Monday, Jul. 08, 1957

The Farmer Goes West

When the Soviet army came rolling to the village of Morawice, near Cracow, in World War II, the Russians grandly parceled out the big estates (formerly owned by Count Potocki and the Duke of Radziwill) among the local peasants. But before the peasants could quite get used to their happy new condition, the Communist Party workers moved into Morawice, urged that they merge their holdings into Soviet-type collective farms. When the .peasants hesitated, the Communists turned the economic screws, demanded larger deliverfes of corn, milk and potatoes. More in the spirit of Poland's traditional agricultural "circles" than from socialist leanings, one group of 13 families pooled their 100 acres of land and formed a collective called Victoria.

In the beginning, results were good, but then the Communists began to take a bigger share of the farm's produce. There were interminable, time-consuming party discussions, but little fertilizer, no tractors. Because they had collaborated with the Communists, the farmers of Victoria were ostracized by their neighbors. "They called us Soviet pigs," says Zofia Szczygiel, president of the Victoria collective.

Down Tools & Vodka. In the next six years, Victoria fell into neglect, 15% of the cultivatable land was not used, farmers spent more time on their tiny home plots, and debts accumulated.

One day last October the quiet revolution came to Morawice. The people of the village heard newly appointed Party Secretary Wladyslaw Gomulka say on the radio that no more money would be spent subsidizing collectives. Says Zofia Szczygiel: "Everybody out in the fields threw down their tools and went home for a drink of vodka. Then they went and got their tools again and started marking out their claims to private property." A village committee soon ironed out the boundary disputes, and by the time Gomulka got around to acknowledging the end of forced collectivization, Victoria had ceased to exist.
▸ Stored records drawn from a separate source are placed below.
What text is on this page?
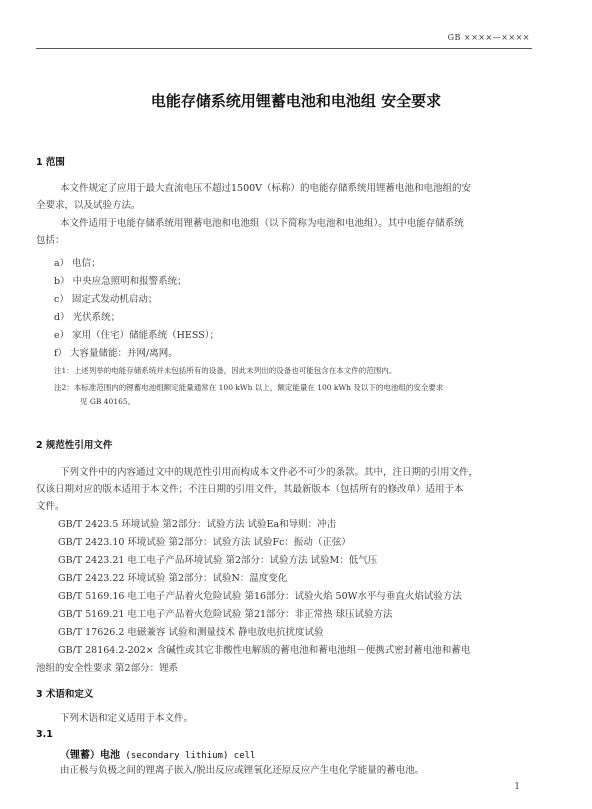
GB ××××—××××
电能存储系统用锂蓄电池和电池组 安全要求
1 范围
本文件规定了应用于最大直流电压不超过1500V（标称）的电能存储系统用锂蓄电池和电池组的安
全要求，以及试验方法。
本文件适用于电能存储系统用锂蓄电池和电池组（以下简称为电池和电池组）。其中电能存储系统
包括：
a） 电信；
b） 中央应急照明和报警系统；
c） 固定式发动机启动；
d） 光伏系统；
e） 家用（住宅）储能系统（HESS）；
f） 大容量储能：并网/离网。
注1：上述列举的电能存储系统并未包括所有的设备，因此未列出的设备也可能包含在本文件的范围内。
注2：本标准范围内的锂蓄电池组额定能量通常在 100 kWh 以上，额定能量在 100 kWh 及以下的电池组的安全要求
见 GB 40165。
2 规范性引用文件
下列文件中的内容通过文中的规范性引用而构成本文件必不可少的条款。其中，注日期的引用文件，
仅该日期对应的版本适用于本文件；不注日期的引用文件，其最新版本（包括所有的修改单）适用于本
文件。
GB/T 2423.5 环境试验 第2部分：试验方法 试验Ea和导则：冲击
GB/T 2423.10 环境试验 第2部分：试验方法 试验Fc：振动（正弦）
GB/T 2423.21 电工电子产品环境试验 第2部分：试验方法 试验M：低气压
GB/T 2423.22 环境试验 第2部分：试验N：温度变化
GB/T 5169.16 电工电子产品着火危险试验 第16部分：试验火焰 50W水平与垂直火焰试验方法
GB/T 5169.21 电工电子产品着火危险试验 第21部分：非正常热 球压试验方法
GB/T 17626.2 电磁兼容 试验和测量技术 静电放电抗扰度试验
GB/T 28164.2-202× 含碱性或其它非酸性电解质的蓄电池和蓄电池组－便携式密封蓄电池和蓄电
池组的安全性要求 第2部分：锂系
3 术语和定义
下列术语和定义适用于本文件。
3.1
（锂蓄）电池 (secondary lithium) cell
由正极与负极之间的锂离子嵌入/脱出反应或锂氧化还原反应产生电化学能量的蓄电池。
1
Morawice has become a new village since that day. Neighbors speak to each other again, freely participate in village affairs. Production is up. Where only five cows grazed eight months ago, 35 may be seen. Because there are no forced milk deliveries, the farmers are producing as many calves as they can, and every yard of arable land is heavily planted. Said an old peasant: "Today if we waste land, it is money out of our own pockets." The geese and hogs that waddle across Mora-wice's bumpy main street are 100% capitalist-owned.

My Own Boss. All that remains to remind people of the hated era of collectivization, reported TIME Correspondent Edward Hughes from Morawice last week, is a little signboard in the center of the village square, which .bears faded posters of another government, with pictures of Warsaw's Russian-built "Palace of Culture." The new attitude towards the party was summed up by an ancient pitchfork-brandishing farmer: "I'm my own boss now and when some party man comes out to tell me to go out to rake hay for the nation, I have a big needle for his back end."

The return to private farming has almost doubled Poland's meat supply in one year. This and increased supplies of potatoes, eggs and milk have removed the dangerous famine threat of this spring. To boost the trend, the government is cutting up and selling thousands of acres of farmland previously owned outright by the state. Says Polish Agronomist Lech Rosciszewski: "Communism in Polish agriculture is dead . . . finished." Experts, however, are aware that in the long run many private farms may prove too small for efficient farming, and a move is afoot to persuade farmers voluntarily to merge their holdings, not as collectives, but in the old "circle" tradition. Says Rosciszewski: "We are thinking in terms of Scandinavian-style cooperatives."